My companion was away on a business trip and so the sense of being alone aggravated my distress as I fumbled around in a drawer among my papers for the holy card.

Yes, to my shame, I had failed to make the connection between being told about St. Sharbel and actively asking for his help.

Now fear, and desperate pain, had driven me, finally, to admit I needed a miracle.

Finding the holy card I immediately placed it against my stomach and fell back into bed, begging St. Sharbel to intercede for me.

Instantly I felt a sweet warmth flow over my being, penetrating through the skin, deep into my stomach, coursing through my body, enveloping me in a warm embrace.

I fell into a deep sleep.

I awoke at dawn with an urgent desire to go to Holy Mass and Communion.

I went to the first Mass of the day at the Jesuit church.

It was during Holy Mass I first became aware I was pain free!

Later when the doctors retested me they were amazed at the absence of fluid.

To this day I remain pain free with no recurrence of the fluid in my stomach.

There is a temptation as I finish the notes from this chapter to digress into an apologetic on the mystery of the Communion of Saints and the Roman Catholic and Eastern Orthodox tradition of invoking their intercession.
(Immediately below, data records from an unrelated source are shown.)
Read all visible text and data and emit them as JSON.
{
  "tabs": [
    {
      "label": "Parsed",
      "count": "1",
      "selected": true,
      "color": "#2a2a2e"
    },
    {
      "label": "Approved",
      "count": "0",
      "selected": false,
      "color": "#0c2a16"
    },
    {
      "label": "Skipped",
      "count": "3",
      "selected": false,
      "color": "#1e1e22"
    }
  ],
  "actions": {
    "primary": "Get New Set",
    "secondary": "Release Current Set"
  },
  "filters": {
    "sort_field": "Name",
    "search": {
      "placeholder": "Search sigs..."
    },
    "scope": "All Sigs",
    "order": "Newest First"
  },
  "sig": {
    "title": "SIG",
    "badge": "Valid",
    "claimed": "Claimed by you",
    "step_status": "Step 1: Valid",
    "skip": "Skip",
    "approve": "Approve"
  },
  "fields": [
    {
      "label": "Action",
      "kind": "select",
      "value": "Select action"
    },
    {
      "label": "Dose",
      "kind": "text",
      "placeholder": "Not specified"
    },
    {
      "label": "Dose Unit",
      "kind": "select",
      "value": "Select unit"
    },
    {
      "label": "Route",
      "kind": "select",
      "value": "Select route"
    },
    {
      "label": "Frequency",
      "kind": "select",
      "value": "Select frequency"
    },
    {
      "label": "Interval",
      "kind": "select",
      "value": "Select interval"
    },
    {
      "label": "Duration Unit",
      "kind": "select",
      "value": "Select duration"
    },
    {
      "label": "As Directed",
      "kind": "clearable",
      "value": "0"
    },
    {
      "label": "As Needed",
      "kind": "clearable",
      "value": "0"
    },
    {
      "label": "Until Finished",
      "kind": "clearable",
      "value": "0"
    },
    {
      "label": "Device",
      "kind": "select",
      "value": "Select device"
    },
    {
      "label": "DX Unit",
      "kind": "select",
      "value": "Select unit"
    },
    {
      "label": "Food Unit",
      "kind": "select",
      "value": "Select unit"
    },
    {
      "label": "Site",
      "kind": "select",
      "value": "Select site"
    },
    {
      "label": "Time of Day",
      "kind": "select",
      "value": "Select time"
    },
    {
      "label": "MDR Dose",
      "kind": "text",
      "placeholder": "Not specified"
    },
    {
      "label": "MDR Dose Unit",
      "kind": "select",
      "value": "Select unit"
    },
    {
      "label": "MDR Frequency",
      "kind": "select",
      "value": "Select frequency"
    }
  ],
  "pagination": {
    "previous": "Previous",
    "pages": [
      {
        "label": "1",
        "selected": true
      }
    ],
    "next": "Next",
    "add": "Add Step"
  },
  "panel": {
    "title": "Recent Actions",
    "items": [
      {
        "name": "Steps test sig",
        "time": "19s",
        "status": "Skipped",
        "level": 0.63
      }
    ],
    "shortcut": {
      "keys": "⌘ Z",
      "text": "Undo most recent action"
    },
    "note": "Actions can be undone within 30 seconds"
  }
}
My heart, however, is moved to simply share this prayer:

O HEAVENLY GOD, OUR FATHER, glorified through the lives of all Your Saints, it was You who inspired St. Sharbel to lead the perfecting life of a solitary hermit. We thank-You dear Father for having graced him with the courage to detach himself from the vicissitudes of this world so that within his hermitage the gifts of the Holy Spirit, poverty, chastity, obedience, might triumph in his soul through fidelity to his monastic vocation. We beg of You Heavenly Father to grant us also the grace to truly love You and serve You following the example of our beloved St. Sharbel. Heavenly Father it pleases You readily to confirm the holiness of St. Sharbel by granting prayers offered to You through his intercession, thus we beg of You to grant us this grace which we urgently need and ardently desire through St. Sharbel’s intercession so that we too might live the Holy Gospel and follow Jesus, thus Heavenly Father we beg You to grant……………………Amen.